Real Time Object Detection For $59

There was a time when making a machine to identify objects in a camera was difficult, even without trying to do it in real time. But now, you can do it with a Jetson Nano board for under $60. How well does it work? Watch [Murtaza’s] video below and see what you think.

The first few minutes of the video piqued our interest, and good thing, too, because the 50 lines of code get a 50-plus minute video! It is worth watching, though, because there’s a lot of good information about how to apply this technique in your own projects.

Of course, there is a lot more than 50 lines of code doing the work. The Jetson code and OpenCV do a lot of heavy lifting. But it is a great thing to leverage powerful tools to make tough jobs easy.

We were impressed with the neural network’s ability to reason out images. There was an image of a person opening up a sofa into a bed and the system correctly identified it as both a sofa and a bed. Pretty impressive.

We’ve seen dedicated object recognition systems at this price point, but the Jetson has a lot of flexibility. We were excited to see the Jetson Nano and with 128 cores and a good bit of memory, we are waiting to see more really powerful projects built around it.

19 thoughts on “Real Time Object Detection For $59

  1. Now we need to teach it to differentiate between Linux ( $var = “good”; ), and Mac OS ( $var = “bad”; ).
    Speaking of which, does anyone know if Mac OS is still Linux on the inside? I used an original Macbook (2006) a while back and, once I was able to find the command line, all da good ol’ commands worked.
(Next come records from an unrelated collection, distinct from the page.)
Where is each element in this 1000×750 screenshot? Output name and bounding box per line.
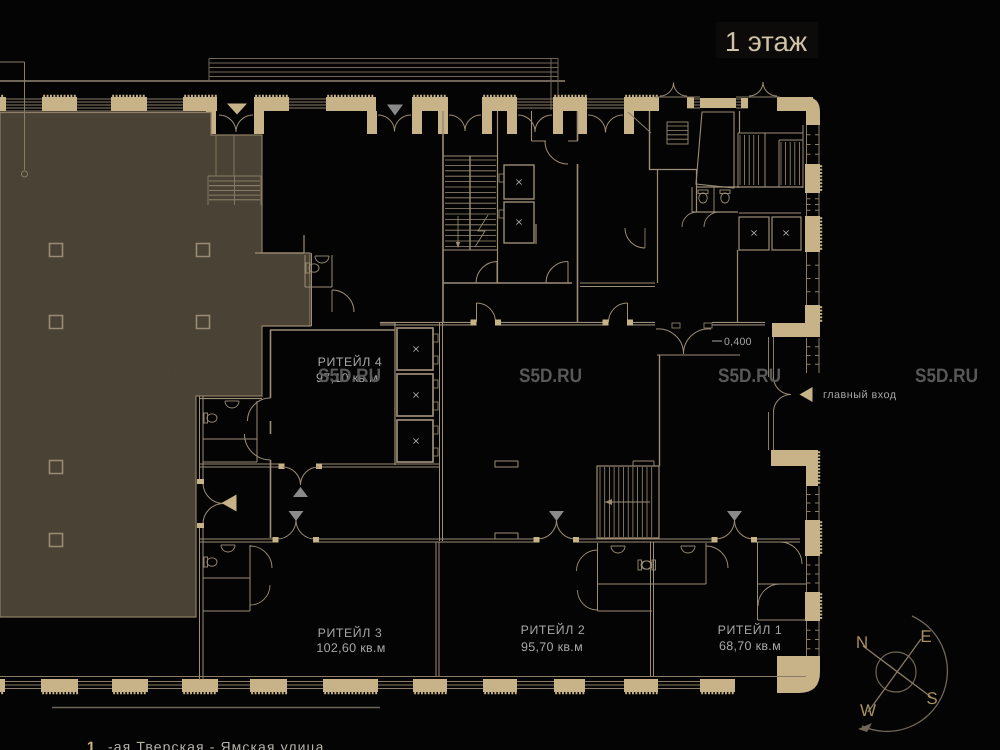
svg-text:W: W [860, 701, 876, 720]
svg-text:E: E [920, 627, 931, 646]
svg-text:S: S [926, 689, 937, 708]
svg-text:95,70 кв.м: 95,70 кв.м [521, 640, 583, 654]
svg-text:68,70 кв.м: 68,70 кв.м [719, 639, 781, 653]
svg-text:N: N [856, 633, 868, 652]
svg-text:S5D.RU: S5D.RU [718, 365, 781, 387]
svg-text:S5D.RU: S5D.RU [519, 365, 582, 387]
svg-text:S5D.RU: S5D.RU [115, 365, 178, 387]
svg-text:-ая Тверская - Ямская улица: -ая Тверская - Ямская улица [108, 739, 325, 750]
svg-text:S5D.RU: S5D.RU [915, 365, 978, 387]
svg-text:РИТЕЙЛ 2: РИТЕЙЛ 2 [521, 622, 586, 637]
svg-text:1: 1 [87, 739, 95, 750]
svg-text:102,60 кв.м: 102,60 кв.м [316, 641, 385, 655]
svg-text:S5D.RU: S5D.RU [318, 365, 381, 387]
svg-text:0,400: 0,400 [724, 336, 752, 348]
svg-text:главный вход: главный вход [823, 389, 897, 401]
svg-text:РИТЕЙЛ 3: РИТЕЙЛ 3 [318, 625, 383, 640]
svg-text:1 этаж: 1 этаж [725, 26, 808, 57]
svg-text:РИТЕЙЛ 1: РИТЕЙЛ 1 [718, 622, 783, 637]
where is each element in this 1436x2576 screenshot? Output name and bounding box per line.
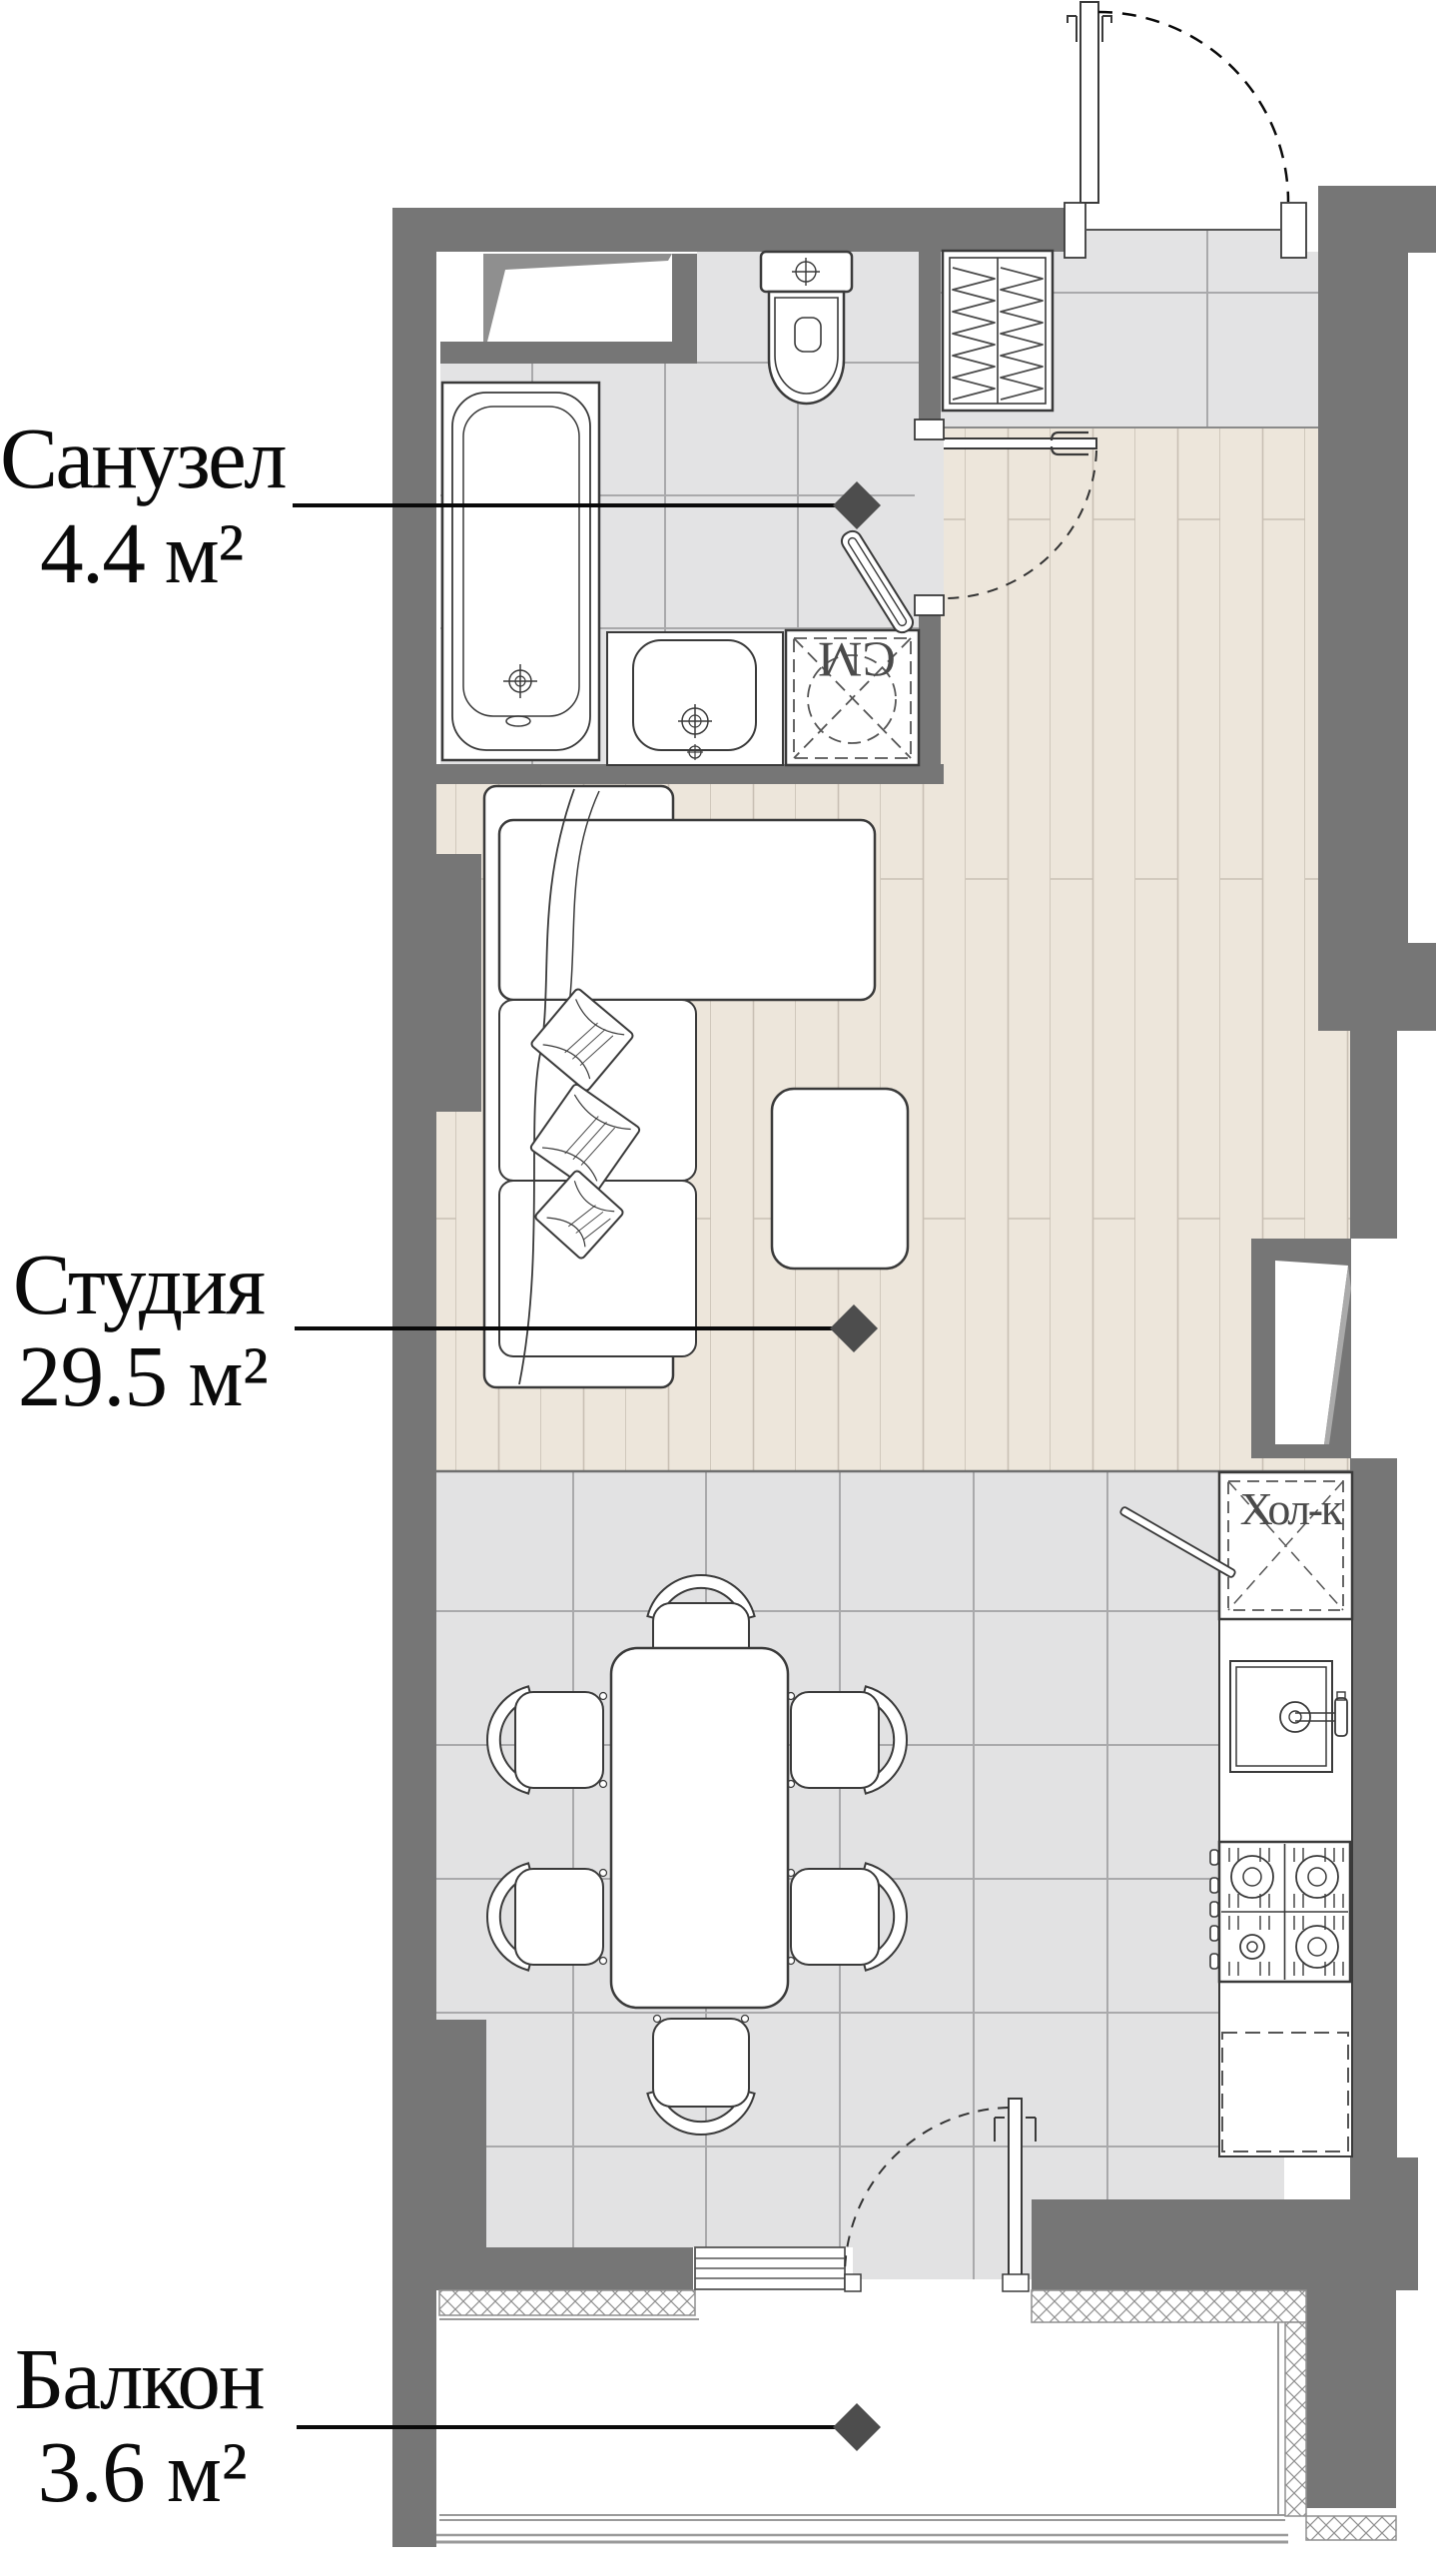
svg-text:4.4 м²: 4.4 м² [40,504,243,601]
svg-text:СМ: СМ [818,632,896,688]
svg-text:3.6 м²: 3.6 м² [38,2423,248,2520]
svg-text:Санузел: Санузел [0,410,286,506]
svg-text:29.5 м²: 29.5 м² [18,1327,268,1424]
svg-text:Балкон: Балкон [14,2330,264,2427]
svg-text:Студия: Студия [13,1236,265,1332]
svg-text:Хол-к: Хол-к [1240,1483,1344,1534]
    1. Mac OSX is a hybrid of NetBSD, FreeBSD and OpenBSD. To be more specific, it is a proper UNIX (conforms to POSIX) and contains no Linux code at all. The Linux userland mostly conforms to POSIX which is what make it seem similar.
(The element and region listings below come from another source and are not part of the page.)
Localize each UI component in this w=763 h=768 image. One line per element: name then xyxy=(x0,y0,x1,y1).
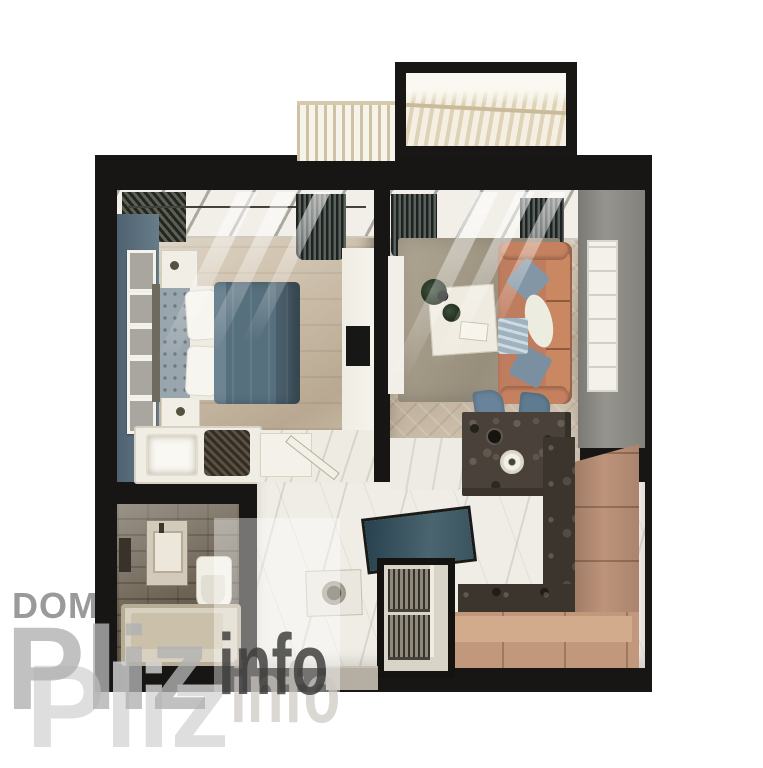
open-dishwasher xyxy=(377,558,455,678)
wicker-basket xyxy=(204,430,250,476)
balcony-railing xyxy=(297,101,395,161)
table-decor xyxy=(470,424,479,433)
kitchen-countertop xyxy=(458,584,575,614)
dishwasher-rail xyxy=(430,565,434,657)
sofa xyxy=(498,242,572,404)
watermark-backdrop xyxy=(214,518,340,694)
bedroom-tv xyxy=(346,326,370,366)
bench-cushion xyxy=(146,434,198,476)
faucet xyxy=(159,523,164,533)
wall-mirror-panel xyxy=(587,240,618,392)
shower-fixture xyxy=(119,538,131,572)
dishwasher-rack xyxy=(388,569,430,612)
bathroom-vanity xyxy=(146,520,188,586)
plate xyxy=(500,450,524,474)
balcony-canopy xyxy=(406,73,566,104)
storage-bench xyxy=(134,426,262,484)
nightstand-decor xyxy=(176,407,185,416)
kitchen-cabinet-face xyxy=(450,616,632,642)
folded-blanket xyxy=(498,318,528,354)
balcony xyxy=(395,62,577,157)
bottle xyxy=(488,430,501,443)
dishwasher-rack xyxy=(388,615,430,660)
bathtub-basin xyxy=(131,613,223,649)
nightstand-decor xyxy=(170,261,179,270)
balcony-rail xyxy=(406,102,566,114)
kitchen-cabinets xyxy=(442,612,639,668)
sink xyxy=(153,531,183,573)
apartment-3d-plan xyxy=(0,0,763,768)
headboard xyxy=(152,284,160,402)
floor-plan-image: DOM xyxy=(0,0,763,768)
  2. If you want to be correct (read: pedantic) about it, yes, not a stitch of linux code exists in OSX.

    When people think of linux, they think of the GNU project as closely intertwined with it, and they usually conflate the two. OSX ships with GNU bash and a few other GNU utilities, though as far as I’ve seen they’ve been slowly phasing them out as much as possible.

    Here’s the open source components of Big Sur: https://opensource.apple.com/release/macos-112.html

    As you can see they’re using pretty damn old versions of GNU utilities, and generally refuse to modify them, so that they don’t have to give out their source. Anyway, still, OSX lifts a few of its parts from the same sources (and licenses) as linux distros do, and therefore have the exact same programs as a linux distro does, despite UNIX in general, and specifically BSD distros with strict licenses do not.

    Therefore, if you can accept that people typically confuse the term “linux” to mean distributions that include the kernel, and GNU utilities like bash and apache are typically a part of those distros, you can say that “parts of linux are in OSX.”

    Q.E.D.

  3. This video tells only half the story, and it’s the easy half at that. It does little to explain how to generate and train the model that is at the heart of this ML system. Generating and training the model would normally take place on a machine that is far more powerful than that little NVIDIA Jetson Nano dev board.